In the same way, the Westminster Directory for Public Worship instructed ministers to pray “for the Propagation of the Gospel and Kingdom of Christ to all nations, for the conversion of the Jews, the fullness of the Gentiles, the fall of Antichrist, and the hastening of the second coming of the Lord.”[9] In 1652, a group of eighteen Puritan ministers and theologians, including both Presbyterians and Independents, affirmed that “the Scripture speaks of a double conversion of the Gentiles, the first before the conversion of the Jews, they being Branches wild by nature grafted into the True Olive Tree instead of the natural Branches which are broken off. . . . The second, after the conversion of the Jews.”[10]

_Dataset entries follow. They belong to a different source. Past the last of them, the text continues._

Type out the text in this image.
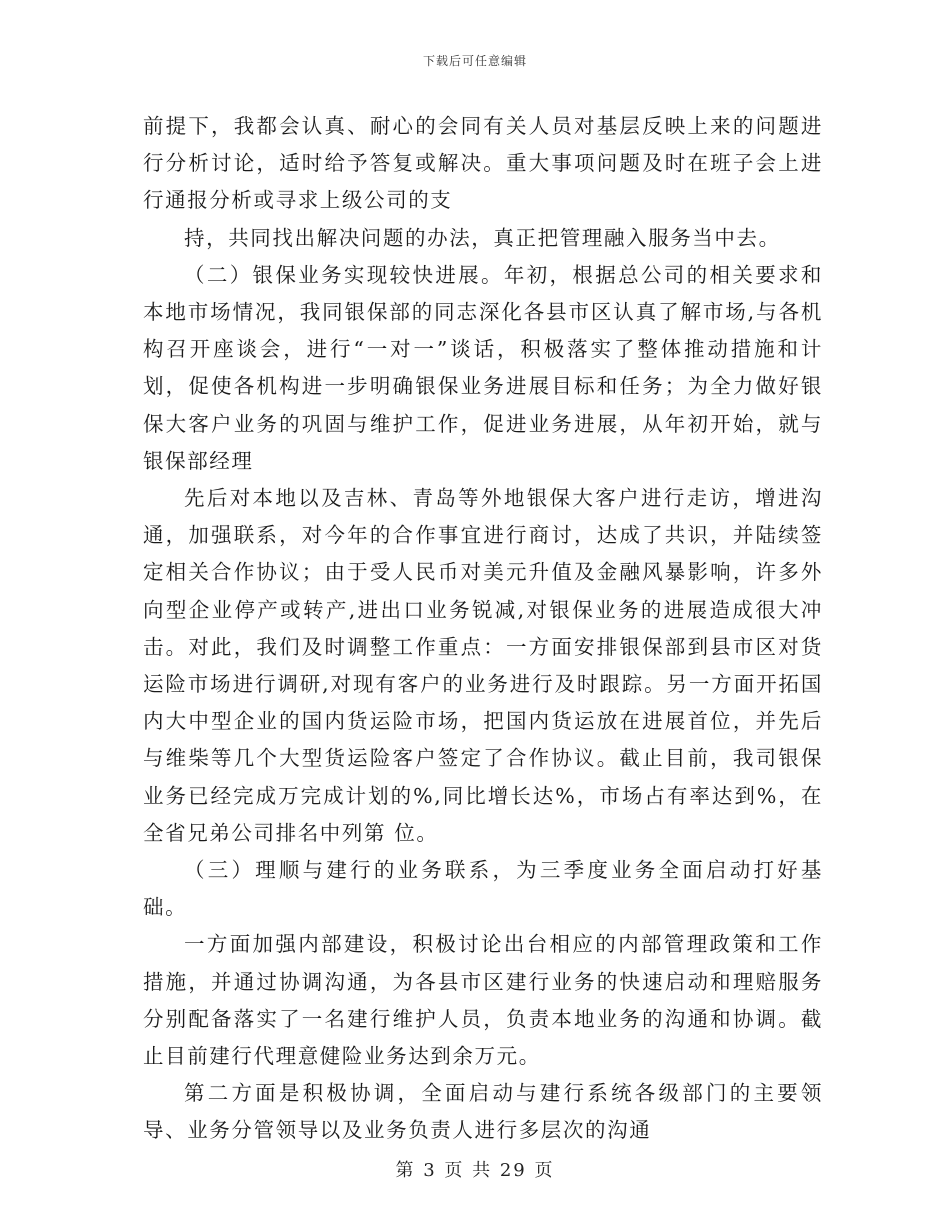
下载后可任意编辑

前提下，我都会认真、耐心的会同有关人员对基层反映上来的问题进行分析讨论，适时给予答复或解决。重大事项问题及时在班子会上进行通报分析或寻求上级公司的支

持，共同找出解决问题的办法，真正把管理融入服务当中去。

（二）银保业务实现较快进展。年初，根据总公司的相关要求和本地市场情况，我同银保部的同志深化各县市区认真了解市场,与各机构召开座谈会，进行“一对一”谈话，积极落实了整体推动措施和计划，促使各机构进一步明确银保业务进展目标和任务；为全力做好银保大客户业务的巩固与维护工作，促进业务进展，从年初开始，就与银保部经理

先后对本地以及吉林、青岛等外地银保大客户进行走访，增进沟通，加强联系，对今年的合作事宜进行商讨，达成了共识，并陆续签定相关合作协议；由于受人民币对美元升值及金融风暴影响，许多外向型企业停产或转产,进出口业务锐减,对银保业务的进展造成很大冲击。对此，我们及时调整工作重点：一方面安排银保部到县市区对货运险市场进行调研,对现有客户的业务进行及时跟踪。另一方面开拓国内大中型企业的国内货运险市场，把国内货运放在进展首位，并先后与维柴等几个大型货运险客户签定了合作协议。截止目前，我司银保业务已经完成万完成计划的%,同比增长达%，市场占有率达到%，在全省兄弟公司排名中列第 位。

（三）理顺与建行的业务联系，为三季度业务全面启动打好基础。

一方面加强内部建设，积极讨论出台相应的内部管理政策和工作措施，并通过协调沟通，为各县市区建行业务的快速启动和理赔服务分别配备落实了一名建行维护人员，负责本地业务的沟通和协调。截止目前建行代理意健险业务达到余万元。

第二方面是积极协调，全面启动与建行系统各级部门的主要领导、业务分管领导以及业务负责人进行多层次的沟通

第 3 页 共 29 页
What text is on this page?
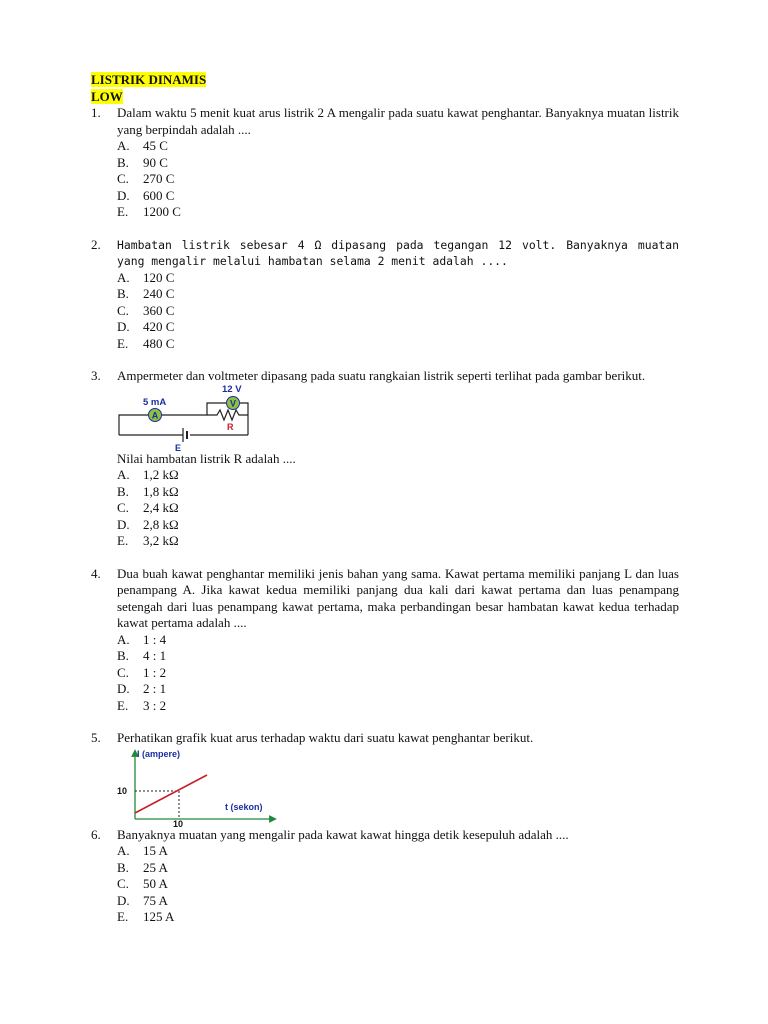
LISTRIK DINAMIS
LOW
1. Dalam waktu 5 menit kuat arus listrik 2 A mengalir pada suatu kawat penghantar. Banyaknya muatan listrik yang berpindah adalah ....
A.	45 C
B.	90 C
C.	270 C
D.	600 C
E.	1200 C
2. Hambatan listrik sebesar 4 Ω dipasang pada tegangan 12 volt. Banyaknya muatan yang mengalir melalui hambatan selama 2 menit adalah ....
A.	120 C
B.	240 C
C.	360 C
D.	420 C
E.	480 C
3. Ampermeter dan voltmeter dipasang pada suatu rangkaian listrik seperti terlihat pada gambar berikut.
A
V
5 mA
12 V
R
E
Nilai hambatan listrik R adalah ....
A.	1,2 kΩ
B.	1,8 kΩ
C.	2,4 kΩ
D.	2,8 kΩ
E.	3,2 kΩ
4. Dua buah kawat penghantar memiliki jenis bahan yang sama. Kawat pertama memiliki panjang L dan luas penampang A. Jika kawat kedua memiliki panjang dua kali dari kawat pertama dan luas penampang setengah dari luas penampang kawat pertama, maka perbandingan besar hambatan kawat kedua terhadap kawat pertama adalah ....
A.	1 : 4
B.	4 : 1
C.	1 : 2
D.	2 : 1
E.	3 : 2
5. Perhatikan grafik kuat arus terhadap waktu dari suatu kawat penghantar berikut.
I (ampere)
t (sekon)
10
10
6. Banyaknya muatan yang mengalir pada kawat kawat hingga detik kesepuluh adalah ....
A.	15 A
B.	25 A
C.	50 A
D.	75 A
E.	125 A
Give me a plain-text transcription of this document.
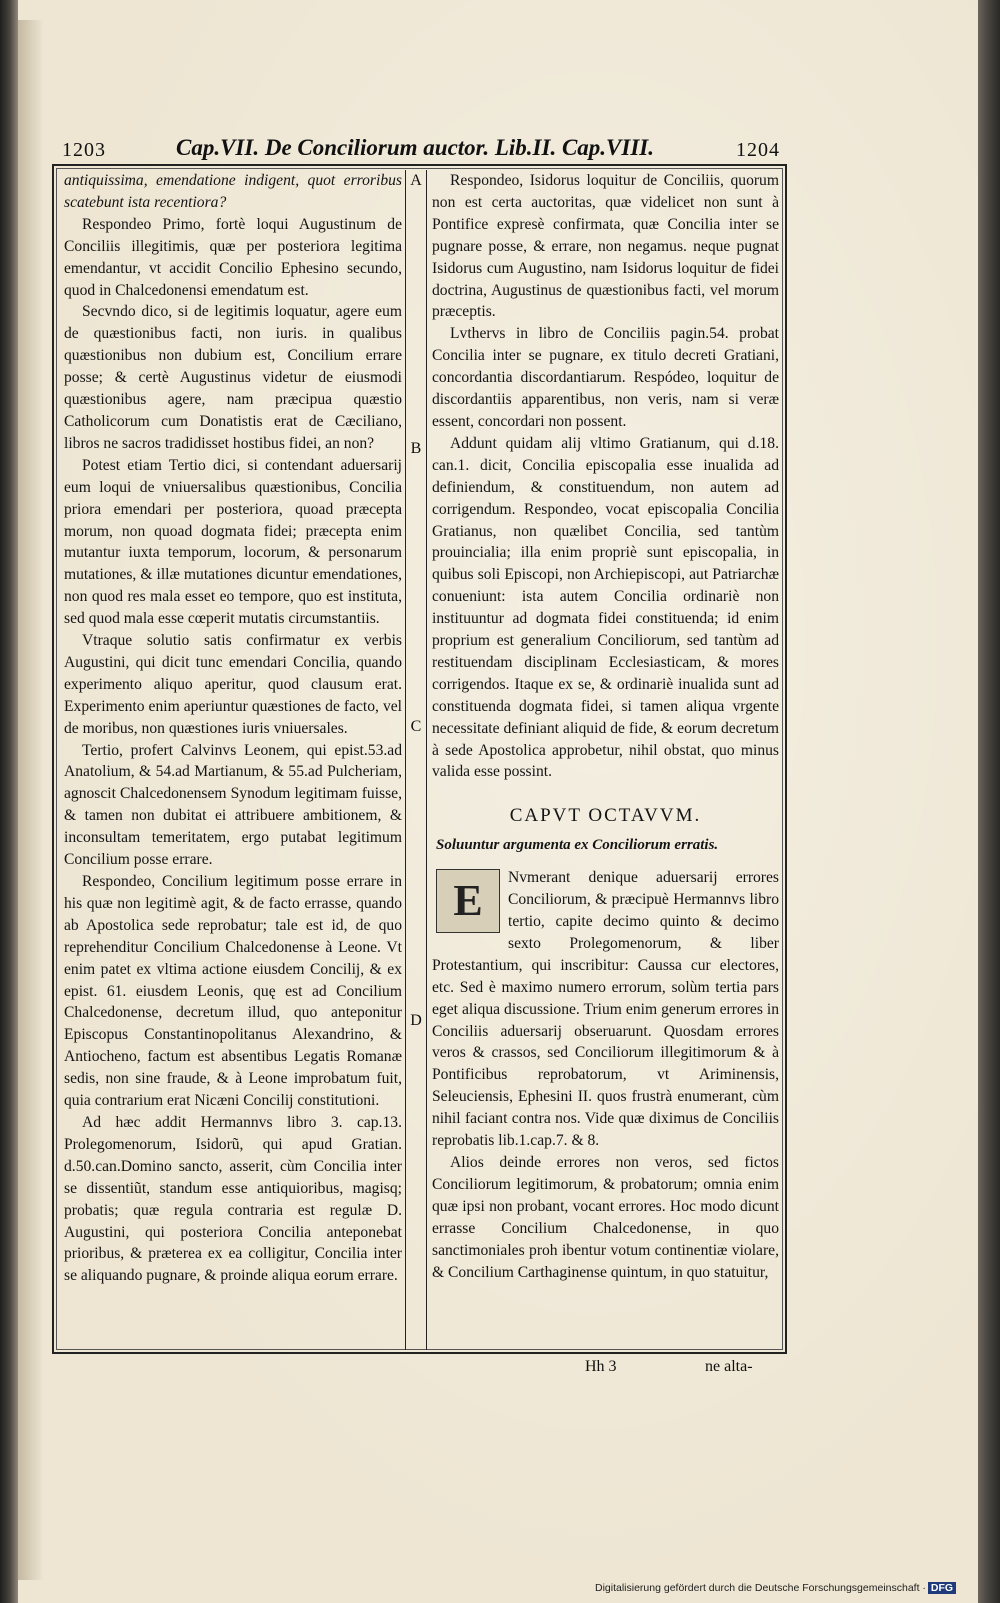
1203	Cap.VII. De Conciliorum auctor. Lib.II. Cap.VIII.	1204
A
B
C
D

antiquissima, emendatione indigent, quot erroribus scatebunt ista recentiora?

Respondeo Primo, fortè loqui Augustinum de Conciliis illegitimis, quæ per posteriora legitima emendantur, vt accidit Concilio Ephesino secundo, quod in Chalcedonensi emendatum est.

Secvndo dico, si de legitimis loquatur, agere eum de quæstionibus facti, non iuris. in qualibus quæstionibus non dubium est, Concilium errare posse; & certè Augustinus videtur de eiusmodi quæstionibus agere, nam præcipua quæstio Catholicorum cum Donatistis erat de Cæciliano, libros ne sacros tradidisset hostibus fidei, an non?

Potest etiam Tertio dici, si contendant aduersarij eum loqui de vniuersalibus quæstionibus, Concilia priora emendari per posteriora, quoad præcepta morum, non quoad dogmata fidei; præcepta enim mutantur iuxta temporum, locorum, & personarum mutationes, & illæ mutationes dicuntur emendationes, non quod res mala esset eo tempore, quo est instituta, sed quod mala esse cœperit mutatis circumstantiis.

Vtraque solutio satis confirmatur ex verbis Augustini, qui dicit tunc emendari Concilia, quando experimento aliquo aperitur, quod clausum erat. Experimento enim aperiuntur quæstiones de facto, vel de moribus, non quæstiones iuris vniuersales.

Tertio, profert Calvinvs Leonem, qui epist.53.ad Anatolium, & 54.ad Martianum, & 55.ad Pulcheriam, agnoscit Chalcedonensem Synodum legitimam fuisse, & tamen non dubitat ei attribuere ambitionem, & inconsultam temeritatem, ergo putabat legitimum Concilium posse errare.

Respondeo, Concilium legitimum posse errare in his quæ non legitimè agit, & de facto errasse, quando ab Apostolica sede reprobatur; tale est id, de quo reprehenditur Concilium Chalcedonense à Leone. Vt enim patet ex vltima actione eiusdem Concilij, & ex epist. 61. eiusdem Leonis, quę est ad Concilium Chalcedonense, decretum illud, quo anteponitur Episcopus Constantinopolitanus Alexandrino, & Antiocheno, factum est absentibus Legatis Romanæ sedis, non sine fraude, & à Leone improbatum fuit, quia contrarium erat Nicæni Concilij constitutioni.

Ad hæc addit Hermannvs libro 3. cap.13. Prolegomenorum, Isidorũ, qui apud Gratian. d.50.can.Domino sancto, asserit, cùm Concilia inter se dissentiũt, standum esse antiquioribus, magisq; probatis; quæ regula contraria est regulæ D. Augustini, qui posteriora Concilia anteponebat prioribus, & præterea ex ea colligitur, Concilia inter se aliquando pugnare, & proinde aliqua eorum errare.

Respondeo, Isidorus loquitur de Conciliis, quorum non est certa auctoritas, quæ videlicet non sunt à Pontifice expresè confirmata, quæ Concilia inter se pugnare posse, & errare, non negamus. neque pugnat Isidorus cum Augustino, nam Isidorus loquitur de fidei doctrina, Augustinus de quæstionibus facti, vel morum præceptis.

Lvthervs in libro de Conciliis pagin.54. probat Concilia inter se pugnare, ex titulo decreti Gratiani, concordantia discordantiarum. Respódeo, loquitur de discordantiis apparentibus, non veris, nam si veræ essent, concordari non possent.

Addunt quidam alij vltimo Gratianum, qui d.18. can.1. dicit, Concilia episcopalia esse inualida ad definiendum, & constituendum, non autem ad corrigendum. Respondeo, vocat episcopalia Concilia Gratianus, non quælibet Concilia, sed tantùm prouincialia; illa enim propriè sunt episcopalia, in quibus soli Episcopi, non Archiepiscopi, aut Patriarchæ conueniunt: ista autem Concilia ordinariè non instituuntur ad dogmata fidei constituenda; id enim proprium est generalium Conciliorum, sed tantùm ad restituendam disciplinam Ecclesiasticam, & mores corrigendos. Itaque ex se, & ordinariè inualida sunt ad constituenda dogmata fidei, si tamen aliqua vrgente necessitate definiant aliquid de fide, & eorum decretum à sede Apostolica approbetur, nihil obstat, quo minus valida esse possint.

CAPVT OCTAVVM.
Soluuntur argumenta ex Conciliorum erratis.
E	Nvmerant denique aduersarij errores Conciliorum, & præcipuè Hermannvs libro tertio, capite decimo quinto & decimo sexto Prolegomenorum, & liber Protestantium, qui inscribitur: Caussa cur electores, etc. Sed è maximo numero errorum, solùm tertia pars eget aliqua discussione. Trium enim generum errores in Conciliis aduersarij obseruarunt. Quosdam errores veros & crassos, sed Conciliorum illegitimorum & à Pontificibus reprobatorum, vt Ariminensis, Seleuciensis, Ephesini II. quos frustrà enumerant, cùm nihil faciant contra nos. Vide quæ diximus de Conciliis reprobatis lib.1.cap.7. & 8.

Alios deinde errores non veros, sed fictos Conciliorum legitimorum, & probatorum; omnia enim quæ ipsi non probant, vocant errores. Hoc modo dicunt errasse Concilium Chalcedonense, in quo sanctimoniales proh ibentur votum continentiæ violare, & Concilium Carthaginense quintum, in quo statuitur,

Hh 3	ne alta-
Digitalisierung gefördert durch die Deutsche Forschungsgemeinschaft · DFG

What dispensationalists like the person who claims that preterists have an anti-semitic streak need to explain is how their regard for the future of Israel means that two-thirds of the Jews will be slaughtered before the promises are fulfilled (Zech. 13:8) in what Charles Ryrie has described in his book The Living End as “the worst bloodbath in Jewish history.”[11] Then they need to answer what postmillennialists have always believed: “the conversion of the Jews.”

Endnotes:

[1] Hal Lindsey, The Road to Holocaust (New York: Bantam Books, 1989), 220.
[2]
Personal letter from Gary North to Peter Lalonde, April 30, 1987.
[3]
Stated on Dallas, Texas, radio program (KCBI) in a debate with me on May 15, 1991.
[4]
Thomas Ridgeley, Commentary on the Larger Catechism, 2 vols. (Edmonton, AB Canada: Still Waters Revival Books, [1855] 1993), 2:621. Ridgeley’s original work was titled A Body of Divinity: Wherein the Doctrines of the Christian Religion are Explained and Defended, Being the Substance of Several Lectures on the Assembly's Larger Catechism and was published in 1731.
[5]
Ridgeley, Commentary on the Larger Catechism, 1:558–562.
[6]
Ridgeley, Commentary on the Larger Catechism, 1:562.
[7]
Ridgeley, Commentary on the Larger Catechism, 1:563–564.
[8]
Johannes G. Vos, The Westminster Larger Catechism: A Commentary, ed. G. I. Williamson (Phillipsburg, NJ: Presbyterian and Reformed, 2002), 552–553.
[9]
Quoted in J. A. DeJong, As the Waters Cover the Sea: Millennial Expectations in the Rise of Anglo-America Missions, 1640–1810 (Kampen: J. H. Kok, 1970), 37–38.
[10]Quoted in Iain Murray, The Puritan Hope: Revival and the Interpretation of Prophecy (London: The Banner of truth Trust, 1971), 72.
[11]
Charles C. Ryrie, The Best is Yet to Come (Chicago, IL: Moody Press, 1981), 86.